The bloc is also likely to ban the delivery of drone engines to both Russia and Iran, which has been accused of providing "kamikaze" drones for deployment against Ukrainian civilian targets.

Pleas from some countries such as the Netherlands and Belgium to be exempt from previous sanctions on importing Russian fertilizer were discussed in sideline meetings after threatening to hold up the new sanctions.

Poland and some Baltic states were concerned relaxing them would allow Russian oligarchs who own fertilizer businesses to dodge EU sanctions against them.

"Ambassadors agreed in principle on a sanctions package against Russia as part of the EU's ongoing support for Ukraine," the EU's Czech presidency tweeted.

Minimum tax rate deal approved despite opposition

The bloc also gave its approval to join the international plan, with almost 140 countries signed up, to set a minimum tax rate of 15% on multinational businesses.

German Chancellor Olaf Scholz called it a rare moment of satisfaction.
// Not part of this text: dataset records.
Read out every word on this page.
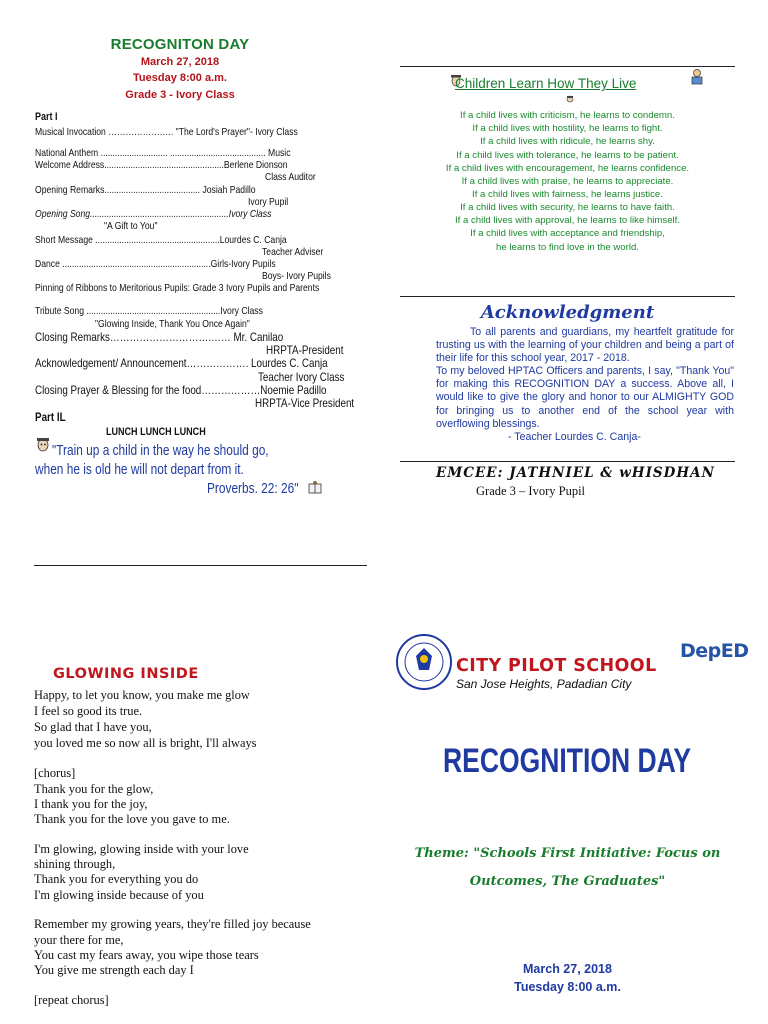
RECOGNITON DAY
March 27, 2018
Tuesday 8:00 a.m.
Grade 3 - Ivory Class
Part I
Musical Invocation ……………….…. "The Lord's Prayer"- Ivory Class
National Anthem ............................ ........................................ Music
Welcome Address..................................................Berlene Dionson
Class Auditor
Opening Remarks........................................ Josiah Padillo
Ivory Pupil
Opening Song..........................................................Ivory Class
"A Gift to You"
Short Message ....................................................Lourdes C. Canja
Teacher Adviser
Dance ..............................................................Girls-Ivory Pupils
Boys- Ivory Pupils
Pinning of Ribbons to Meritorious Pupils: Grade 3 Ivory Pupils and Parents
Tribute Song ........................................................Ivory Class
"Glowing Inside, Thank You Once Again"
Closing Remarks………………………….…… Mr. Canilao
HRPTA-President
Acknowledgement/ Announcement………………. Lourdes C. Canja
Teacher Ivory Class
Closing Prayer & Blessing for the food………………Noemie Padillo
HRPTA-Vice President
Part IL
LUNCH LUNCH LUNCH
"Train up a child in the way he should go,
when he is old he will not depart from it.
Proverbs. 22: 26"
Children Learn How They Live
If a child lives with criticism, he learns to condemn.
If a child lives with hostility, he learns to fight.
If a child lives with ridicule, he learns shy.
If a child lives with tolerance, he learns to be patient.
If a child lives with encouragement, he learns confidence.
If a child lives with praise, he learns to appreciate.
If a child lives with fairness, he learns justice.
If a child lives with security, he learns to have faith.
If a child lives with approval, he learns to like himself.
If a child lives with acceptance and friendship,
he learns to find love in the world.
Acknowledgment

To all parents and guardians, my heartfelt gratitude for trusting us with the learning of your children and being a part of their life for this school year, 2017 - 2018.

To my beloved HPTAC Officers and parents, I say, "Thank You" for making this RECOGNITION DAY a success. Above all, I would like to give the glory and honor to our ALMIGHTY GOD for bringing us to another end of the school year with overflowing blessings.

- Teacher Lourdes C. Canja-

EMCEE: JATHNIEL & wHISDHAN
Grade 3 – Ivory Pupil
GLOWING INSIDE
Happy, to let you know, you make me glow
I feel so good its true.
So glad that I have you,
you loved me so now all is bright, I'll always
[chorus]
Thank you for the glow,
I thank you for the joy,
Thank you for the love you gave to me.
I'm glowing, glowing inside with your love
shining through,
Thank you for everything you do
I'm glowing inside because of you
Remember my growing years, they're filled joy because
your there for me,
You cast my fears away, you wipe those tears
You give me strength each day I
[repeat chorus]
CITY PILOT SCHOOL
San Jose Heights, Padadian City
DepED
RECOGNITION DAY
Theme: "Schools First Initiative: Focus on
Outcomes, The Graduates"
March 27, 2018
Tuesday 8:00 a.m.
The agreement aims to stop countries from slashing taxes to attract companies.

The plan had been met with opposition from Poland.

Polish Prime Minister Mateusz Morawiecki accused the EU of blackmailing his country by linking the tax plan with an €18-billion ($19-billion) package of financial aid for Ukraine.

"Combining aid for Ukraine with such distant topics which have nothing to do with aid like corporate tax is unnecessary, it is a mistake and an attempt at blackmail," Morawiecki said.

EU facing subsidy race with US

French President Emmanuel Macron said Thursday that the EU would have to move more quickly to head off the threat to its industry from planned US subsidies.

Arriving at the EU summit in Brussels, Macron said the leaders would discuss their response to US President Joe Biden's Inflation Reduction Act.

"To maintain fair competition," Macron said, Europe must simplify its own subsidy rules faster "to respond, to be the equivalent of what the Americans have done."

The $430 billion act, which grants consumers tax credits for US-produced electric vehicles and other green products, has triggered fears it could disadvantage EU-based companies and tempt businesses to relocate to the United States.

Brussels has previously warned the subsidies might violate World Trade Organization rules. But, with US President Joe Biden refusing to change course beyond some promised "tweaks".

EU Commission President Ursula von der Leyen proposed ahead of the summit to loosen state aid rules in renewable energy and clean tech to help the block compete with the US.

On Wednesday German Chancellor Olaf Scholz, whose country is the EU's main car exporter, Europe was united in the dispute, but should solve it through talks "rather than a big conflict".

Corruption in the European Parliament

Also, overshadowing the summit was the corruption scandal in the EU parliament.

Days before the EU leaders meeting, Belgian prosecutors charged Eva Kaili, a Greek member of the European Parliament, and three others with allegedly accepting bribes from Qatar in exchange for promoting policies friendly to the Gulf state.

The European Union first needs to know all the relevant facts and find out about all the persons involved in an ongoing corruption probe by Belgian authorities linked to Qatar, French President Emmanuel Macron said.

Macron plans to return to Qatar on Sunday to watch France play Argentina in the World Cup final, DW reports.